Dans In Between (Hurtubise, 2016) et Les désordres amoureux (2017), ses deux premiers romans, Marie Demers met en scène Ariane et Marianne, deux femmes dans la fin vingtaine qui tournent un peu en rond, répétant inlassablement les mêmes motifs et erreurs, cumulant les échecs amoureux, les ambitions impossibles et les fuites en avant.
Or, après avoir exposé et exploré ses failles à travers ses alter ego, l’autrice a ressenti le besoin d’aller plus loin, d’écrire ce qu’elle n’avait jamais voulu ou osé dire, cherchant ce qui, dans ses blessures d’enfance, les failles de ses parents et son rapport aux hommes et avec l’autorité pouvait expliquer les impasses qui s’amoncelaient dans sa vie, nourrissant une haine de soi doublée d’ardentes pulsions de mort.
Dans Les détournements, né à la suite d’un grave épisode dépressif, l’écrivaine se dévoile donc dans sa vérité la plus tortueuse et tourmentée, s’adonnant à un exercice d’autofiction aussi audacieux que risqué, poussée autant par son instinct que pour sa « passion pour le hara-kiri ».
Ici, Marie Demers revient sur des faits plus ou moins connus (mais rarement glorieux) de sa relation houleuse avec sa mère, l’autrice Dominique Demers, de ses amours toxiques, en passant par ses nombreuses tentatives de suicide, son passage du côté des accusés dans la dernière vague de dénonciations du mouvement #MoiAussi, ainsi que par des détails intimes de sa thérapie.
Le ton est cru, rêche, dénué de toute forme de filtre ou de considération esthétique. La romancière exploite tous les pouvoirs de l’écriture de soi et de la littérature pour trouver sa vérité, s’extirper du statut honni de victime et peut-être même, si possible, entamer une forme de guérison, en dépit des jugements ou de la colère qu’elle pourrait soulever. « Parce que ce sont ces récits qui me gardent en vie, ceux dont je creuse le sens et interroge les acquis. Parce que cette place qui m’est propre et ma vision qui la porte ne peuvent s’encombrer à l’infini de ce qu’en penseront les autres. Ce livre est le mien et c’est de l’écrire pour moi qui assure ma survie. »

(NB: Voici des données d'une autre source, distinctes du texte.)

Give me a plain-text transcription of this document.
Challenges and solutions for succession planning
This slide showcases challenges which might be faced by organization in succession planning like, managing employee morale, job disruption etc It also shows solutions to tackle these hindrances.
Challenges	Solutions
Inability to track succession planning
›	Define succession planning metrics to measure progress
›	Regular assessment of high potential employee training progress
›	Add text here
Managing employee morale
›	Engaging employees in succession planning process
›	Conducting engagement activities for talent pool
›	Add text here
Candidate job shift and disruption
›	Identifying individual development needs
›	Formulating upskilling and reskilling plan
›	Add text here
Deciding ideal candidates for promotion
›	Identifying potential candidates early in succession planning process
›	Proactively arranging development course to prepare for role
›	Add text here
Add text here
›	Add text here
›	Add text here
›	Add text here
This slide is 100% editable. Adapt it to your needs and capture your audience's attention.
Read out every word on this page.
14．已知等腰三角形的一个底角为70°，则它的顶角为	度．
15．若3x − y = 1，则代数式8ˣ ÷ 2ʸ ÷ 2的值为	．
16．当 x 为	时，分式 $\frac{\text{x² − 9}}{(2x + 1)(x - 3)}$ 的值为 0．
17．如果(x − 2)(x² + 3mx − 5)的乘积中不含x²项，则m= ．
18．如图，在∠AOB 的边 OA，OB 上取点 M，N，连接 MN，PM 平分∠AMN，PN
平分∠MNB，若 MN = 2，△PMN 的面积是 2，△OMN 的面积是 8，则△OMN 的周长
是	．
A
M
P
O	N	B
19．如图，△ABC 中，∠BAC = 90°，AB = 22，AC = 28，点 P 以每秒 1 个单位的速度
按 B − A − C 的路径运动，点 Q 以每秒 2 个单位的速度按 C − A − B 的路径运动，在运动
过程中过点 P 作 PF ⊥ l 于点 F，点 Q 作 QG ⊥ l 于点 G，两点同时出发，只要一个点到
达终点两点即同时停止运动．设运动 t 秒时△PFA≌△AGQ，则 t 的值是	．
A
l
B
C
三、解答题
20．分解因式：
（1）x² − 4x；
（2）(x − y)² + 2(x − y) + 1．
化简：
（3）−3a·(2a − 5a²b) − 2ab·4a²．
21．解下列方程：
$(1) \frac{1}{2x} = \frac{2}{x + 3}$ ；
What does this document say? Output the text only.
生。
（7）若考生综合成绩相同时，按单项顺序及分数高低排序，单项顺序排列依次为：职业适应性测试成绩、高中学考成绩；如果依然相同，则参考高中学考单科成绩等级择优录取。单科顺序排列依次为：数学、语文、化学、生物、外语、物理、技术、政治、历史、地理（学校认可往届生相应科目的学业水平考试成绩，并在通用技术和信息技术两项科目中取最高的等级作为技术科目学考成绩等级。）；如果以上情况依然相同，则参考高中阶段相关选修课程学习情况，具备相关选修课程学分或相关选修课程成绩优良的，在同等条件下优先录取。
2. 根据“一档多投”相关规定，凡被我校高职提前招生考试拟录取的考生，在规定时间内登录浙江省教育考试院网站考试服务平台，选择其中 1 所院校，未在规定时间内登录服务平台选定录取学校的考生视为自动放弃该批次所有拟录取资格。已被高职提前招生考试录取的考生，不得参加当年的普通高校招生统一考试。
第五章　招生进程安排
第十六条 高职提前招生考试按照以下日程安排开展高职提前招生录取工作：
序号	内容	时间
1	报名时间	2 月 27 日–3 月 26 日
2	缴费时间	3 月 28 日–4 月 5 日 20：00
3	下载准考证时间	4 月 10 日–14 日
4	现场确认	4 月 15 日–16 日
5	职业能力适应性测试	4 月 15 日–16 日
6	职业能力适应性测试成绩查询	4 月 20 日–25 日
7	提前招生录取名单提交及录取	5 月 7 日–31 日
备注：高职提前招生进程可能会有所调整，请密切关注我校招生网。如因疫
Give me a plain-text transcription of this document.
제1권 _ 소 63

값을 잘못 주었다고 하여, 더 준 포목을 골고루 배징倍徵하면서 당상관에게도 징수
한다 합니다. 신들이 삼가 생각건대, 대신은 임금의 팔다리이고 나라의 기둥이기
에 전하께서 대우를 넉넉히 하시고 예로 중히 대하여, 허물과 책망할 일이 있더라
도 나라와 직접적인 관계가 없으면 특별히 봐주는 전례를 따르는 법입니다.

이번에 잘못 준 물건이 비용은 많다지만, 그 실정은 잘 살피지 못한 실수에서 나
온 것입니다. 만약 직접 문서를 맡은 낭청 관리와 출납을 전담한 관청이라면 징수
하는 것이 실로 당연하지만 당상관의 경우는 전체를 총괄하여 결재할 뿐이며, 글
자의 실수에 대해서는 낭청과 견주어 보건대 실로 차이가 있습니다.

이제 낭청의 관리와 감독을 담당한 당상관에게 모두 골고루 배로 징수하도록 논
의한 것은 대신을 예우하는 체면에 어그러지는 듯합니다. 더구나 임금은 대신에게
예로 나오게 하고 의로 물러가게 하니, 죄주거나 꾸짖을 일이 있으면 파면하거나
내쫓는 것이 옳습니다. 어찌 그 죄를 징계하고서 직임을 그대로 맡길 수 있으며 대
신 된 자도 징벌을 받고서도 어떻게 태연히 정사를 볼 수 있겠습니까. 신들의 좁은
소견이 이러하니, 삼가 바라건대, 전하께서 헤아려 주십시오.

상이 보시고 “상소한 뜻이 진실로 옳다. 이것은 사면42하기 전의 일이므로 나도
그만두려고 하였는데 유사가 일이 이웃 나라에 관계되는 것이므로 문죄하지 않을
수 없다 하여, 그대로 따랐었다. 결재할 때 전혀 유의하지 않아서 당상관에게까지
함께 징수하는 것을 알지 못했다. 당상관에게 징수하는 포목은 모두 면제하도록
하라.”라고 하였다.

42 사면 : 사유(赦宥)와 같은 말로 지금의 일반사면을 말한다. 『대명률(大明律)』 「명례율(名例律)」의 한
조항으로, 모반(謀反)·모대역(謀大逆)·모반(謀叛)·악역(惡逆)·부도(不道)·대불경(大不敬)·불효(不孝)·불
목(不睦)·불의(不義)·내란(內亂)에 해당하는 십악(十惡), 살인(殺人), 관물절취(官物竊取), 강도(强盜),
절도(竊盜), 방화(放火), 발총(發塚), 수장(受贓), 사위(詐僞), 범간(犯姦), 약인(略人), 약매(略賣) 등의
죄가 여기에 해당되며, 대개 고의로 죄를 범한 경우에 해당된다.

Par sa cadence haletante, le roman rend tangible la douleur vive d’une femme dont les jours s’enchaînent en ne laissant que rarement voir l’éclat du ciel, comme une suite de vague déferlant sans pitié, sans possibilité de reprendre son souffle, et ce, jusqu’aux toutes dernières pages.
Désordonné, rempli de détails vains, transpirant l’apitoiement, Les détournements agace autant qu’il fascine. Portée par le rythme désinvolte et vorace de ceux qui ont quelque chose à prouver, cette mise à nue détonne par son absence totale de clichés, par sa colère brandie à bout de bras et par une authenticité déstabilisante qui renvoie le lecteur à ses propres contradictions et autres préjugés internalisés. Un exercice dont le ressac ne devrait pas éclipser le courage.
Marie Demers participera à une table ronde sur « La thérapie par l’écriture », le 22 novembre au SLM, en plus d’offrir des séances de dédicaces les 22, 24 et 25 novembre.